Sembra la trama di un film d’azione, il racconto di questo maledetto lunedì 13 aprile. A cinquanta miglia dalla Libia viene captata una richiesta di soccorso da un barcone stracarico di immigrati. Convergono un pattugliatore islandese, «Tyr», del dispositivo Triton, l’operazione internazionale di Frontex, la polizia di frontiera europea, e un rimorchiatore italiano, «Asso 21», che staziona davanti alle piattaforme petrolifere. Sono le 15.30 di lunedì pomeriggio. Si avvicina una piccola imbarcazione veloce con quattro uomini in tuta gialla armati di fucili e con la bandiera libica a poppa. I quattro sparano un paio di colpi aria, due libici saltano sulla imbarcazione che aveva trasportato gli immigrati, un altro colpo di fucile e il barchino veloce e il peschereccio si allontanano, l’uno a traino dell’altro.
L’intervento della Marina
Scatta l’allarme alla sala operativa delle Capitanerie di porto, a Roma. Una nave della Marina militare cerca di individuare i fuggitivi. Un elicottero intercetta le due imbarcazioni che si separano, cambiando rotta. A questo punto il mezzo della Marina militare deve decidere se inseguire il barchino veloce o il peschereccio che aveva trasportato i profughi. Sceglie il barchino, lo raggiunge e lo lascia andare dopo che i due uomini in tuta gialla si erano qualificati come guardacoste libici. Comportamento incomprensibile. A maggior ragione dopo l’episodio del 15 febbraio scorso quando, sempre nelle acque a ridosso della costa libica, gli uomini di un mezzo della Guardia costiera erano stati minacciati e hanno dovuto abbandonare un gommone appena sequestrato. Ma perchè non hanno cercato di bloccare il peschereccio?

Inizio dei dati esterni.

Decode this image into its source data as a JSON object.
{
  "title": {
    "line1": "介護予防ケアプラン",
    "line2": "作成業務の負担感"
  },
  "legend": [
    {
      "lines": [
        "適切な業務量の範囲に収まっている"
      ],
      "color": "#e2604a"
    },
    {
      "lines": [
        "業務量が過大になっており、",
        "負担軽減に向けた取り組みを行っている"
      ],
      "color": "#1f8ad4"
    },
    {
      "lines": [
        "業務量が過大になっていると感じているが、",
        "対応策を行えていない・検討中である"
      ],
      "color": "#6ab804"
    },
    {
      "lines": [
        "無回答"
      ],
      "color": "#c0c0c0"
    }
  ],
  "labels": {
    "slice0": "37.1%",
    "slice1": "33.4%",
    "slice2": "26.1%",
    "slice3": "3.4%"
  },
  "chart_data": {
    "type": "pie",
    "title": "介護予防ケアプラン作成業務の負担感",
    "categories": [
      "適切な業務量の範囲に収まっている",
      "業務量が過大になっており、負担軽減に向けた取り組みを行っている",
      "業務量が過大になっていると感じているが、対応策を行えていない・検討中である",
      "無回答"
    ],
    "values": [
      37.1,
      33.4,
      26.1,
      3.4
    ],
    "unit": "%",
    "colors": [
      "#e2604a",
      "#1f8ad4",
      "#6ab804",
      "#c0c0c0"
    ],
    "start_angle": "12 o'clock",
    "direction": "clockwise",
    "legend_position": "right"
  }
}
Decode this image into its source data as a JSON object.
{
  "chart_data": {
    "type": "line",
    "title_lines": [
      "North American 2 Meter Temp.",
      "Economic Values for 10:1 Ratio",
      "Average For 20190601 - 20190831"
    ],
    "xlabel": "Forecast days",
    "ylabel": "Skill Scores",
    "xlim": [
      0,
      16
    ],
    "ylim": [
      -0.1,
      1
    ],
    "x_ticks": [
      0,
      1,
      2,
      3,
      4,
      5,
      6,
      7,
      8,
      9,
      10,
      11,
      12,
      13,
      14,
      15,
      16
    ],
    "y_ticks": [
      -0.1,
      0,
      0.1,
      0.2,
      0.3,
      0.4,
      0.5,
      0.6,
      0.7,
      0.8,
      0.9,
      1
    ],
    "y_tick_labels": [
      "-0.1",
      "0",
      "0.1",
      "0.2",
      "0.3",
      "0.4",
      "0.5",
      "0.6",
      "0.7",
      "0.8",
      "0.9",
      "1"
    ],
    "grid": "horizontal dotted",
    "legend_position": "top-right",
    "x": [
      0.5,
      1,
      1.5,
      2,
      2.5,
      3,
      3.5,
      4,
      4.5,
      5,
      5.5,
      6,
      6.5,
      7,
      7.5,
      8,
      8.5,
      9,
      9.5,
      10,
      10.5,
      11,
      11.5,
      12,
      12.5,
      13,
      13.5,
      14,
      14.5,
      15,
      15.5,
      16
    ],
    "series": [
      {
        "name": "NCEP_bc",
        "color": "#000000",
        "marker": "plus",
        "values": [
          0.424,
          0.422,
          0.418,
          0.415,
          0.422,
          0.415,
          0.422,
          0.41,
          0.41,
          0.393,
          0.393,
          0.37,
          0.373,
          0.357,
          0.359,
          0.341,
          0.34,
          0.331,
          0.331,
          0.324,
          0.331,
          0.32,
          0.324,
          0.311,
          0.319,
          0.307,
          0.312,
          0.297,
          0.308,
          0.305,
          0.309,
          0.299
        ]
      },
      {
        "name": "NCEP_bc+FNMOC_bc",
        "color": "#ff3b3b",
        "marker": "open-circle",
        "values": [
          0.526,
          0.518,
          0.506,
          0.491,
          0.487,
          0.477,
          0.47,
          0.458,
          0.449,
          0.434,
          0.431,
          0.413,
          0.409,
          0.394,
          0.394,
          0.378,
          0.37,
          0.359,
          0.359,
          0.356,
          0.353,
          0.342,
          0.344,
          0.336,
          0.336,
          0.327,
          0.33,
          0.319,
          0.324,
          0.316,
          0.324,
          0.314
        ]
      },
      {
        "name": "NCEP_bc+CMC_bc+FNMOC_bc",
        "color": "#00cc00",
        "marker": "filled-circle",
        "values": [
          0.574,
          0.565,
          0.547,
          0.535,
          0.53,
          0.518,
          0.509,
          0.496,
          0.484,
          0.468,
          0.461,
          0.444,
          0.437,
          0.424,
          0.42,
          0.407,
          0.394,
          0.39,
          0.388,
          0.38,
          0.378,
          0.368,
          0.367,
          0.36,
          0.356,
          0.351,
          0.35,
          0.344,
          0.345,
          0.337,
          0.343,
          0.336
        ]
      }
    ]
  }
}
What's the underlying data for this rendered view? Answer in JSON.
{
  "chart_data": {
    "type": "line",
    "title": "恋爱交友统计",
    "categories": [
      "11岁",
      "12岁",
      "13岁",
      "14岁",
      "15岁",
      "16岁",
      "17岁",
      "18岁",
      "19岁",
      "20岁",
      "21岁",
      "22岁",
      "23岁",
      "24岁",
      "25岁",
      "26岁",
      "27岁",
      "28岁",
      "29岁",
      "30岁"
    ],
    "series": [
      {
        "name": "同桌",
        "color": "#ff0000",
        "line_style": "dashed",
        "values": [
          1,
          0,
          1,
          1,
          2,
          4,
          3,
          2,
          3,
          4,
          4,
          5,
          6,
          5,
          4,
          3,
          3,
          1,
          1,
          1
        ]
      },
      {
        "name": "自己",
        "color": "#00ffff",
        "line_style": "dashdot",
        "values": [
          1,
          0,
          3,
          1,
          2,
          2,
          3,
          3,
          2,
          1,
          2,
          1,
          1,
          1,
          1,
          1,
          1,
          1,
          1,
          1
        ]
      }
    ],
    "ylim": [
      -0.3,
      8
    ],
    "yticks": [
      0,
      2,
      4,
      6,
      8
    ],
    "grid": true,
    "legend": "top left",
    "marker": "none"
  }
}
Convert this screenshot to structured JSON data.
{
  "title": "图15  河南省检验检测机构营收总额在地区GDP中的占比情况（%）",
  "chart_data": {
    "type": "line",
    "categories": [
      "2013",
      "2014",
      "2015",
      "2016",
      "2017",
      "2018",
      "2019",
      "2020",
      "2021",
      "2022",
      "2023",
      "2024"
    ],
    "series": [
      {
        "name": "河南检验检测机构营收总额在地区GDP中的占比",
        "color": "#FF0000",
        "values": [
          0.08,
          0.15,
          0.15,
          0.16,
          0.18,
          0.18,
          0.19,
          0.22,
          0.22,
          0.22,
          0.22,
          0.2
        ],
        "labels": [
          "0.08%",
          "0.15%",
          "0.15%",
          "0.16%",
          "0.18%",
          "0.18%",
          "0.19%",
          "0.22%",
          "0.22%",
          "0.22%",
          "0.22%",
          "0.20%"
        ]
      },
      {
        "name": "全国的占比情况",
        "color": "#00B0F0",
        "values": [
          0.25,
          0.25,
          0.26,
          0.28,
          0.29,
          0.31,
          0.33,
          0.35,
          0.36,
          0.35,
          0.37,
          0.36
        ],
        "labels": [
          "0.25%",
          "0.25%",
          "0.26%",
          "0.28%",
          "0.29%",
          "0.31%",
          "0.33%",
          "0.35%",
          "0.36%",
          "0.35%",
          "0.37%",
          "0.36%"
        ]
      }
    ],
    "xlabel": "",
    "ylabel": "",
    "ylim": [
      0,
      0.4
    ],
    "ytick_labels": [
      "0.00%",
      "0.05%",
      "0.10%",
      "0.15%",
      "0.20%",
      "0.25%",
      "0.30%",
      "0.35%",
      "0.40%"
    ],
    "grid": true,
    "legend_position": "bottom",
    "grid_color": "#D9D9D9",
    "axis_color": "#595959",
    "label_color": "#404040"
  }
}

Era stato il capitano di «Asso 21» a mandare a Roma una mail dettagliata nella quale ricostruiva quanto accaduto. Mentre stavano trasbordando i 250 immigrati, è arrivato un battello di sei metri battente bandiera libica, con 4 persone armate a bordo in tuta gialla. «Dopo aver iniziato a urlare contro gli immigrati hanno sparato due colpi di fucile in aria. Alcuni immigrati si tuffavano in mare e venivano subito recuperati. Due dei quattro libici in tuta gialla saltavano nel barcone esplodendo poi un colpo di fucile in aria a scopo intimidatorio e si allontanavano».
Il comandante islandese
Anche il comandante del pattugliatore islandese «Tyr» relazionava su quanto accaduto, trovandosi solo 0,7 miglia dal rimorchiatore italiano, e avendo a bordo altri 342 immigrati. «Abbiamo sentito due colpi di arma da fuoco. Da comunicazioni via radio con Asso 21 il natante era identificato come mezzo della guardia costiera libica». Dal Viminale sono partite richieste di rapporti dettagliati sull’accaduto e un quesito alla Farnesina: noi riconosciamo il governo di Tripoli? Quella motovedetta è tutelata dall’immunità di giurisdizione?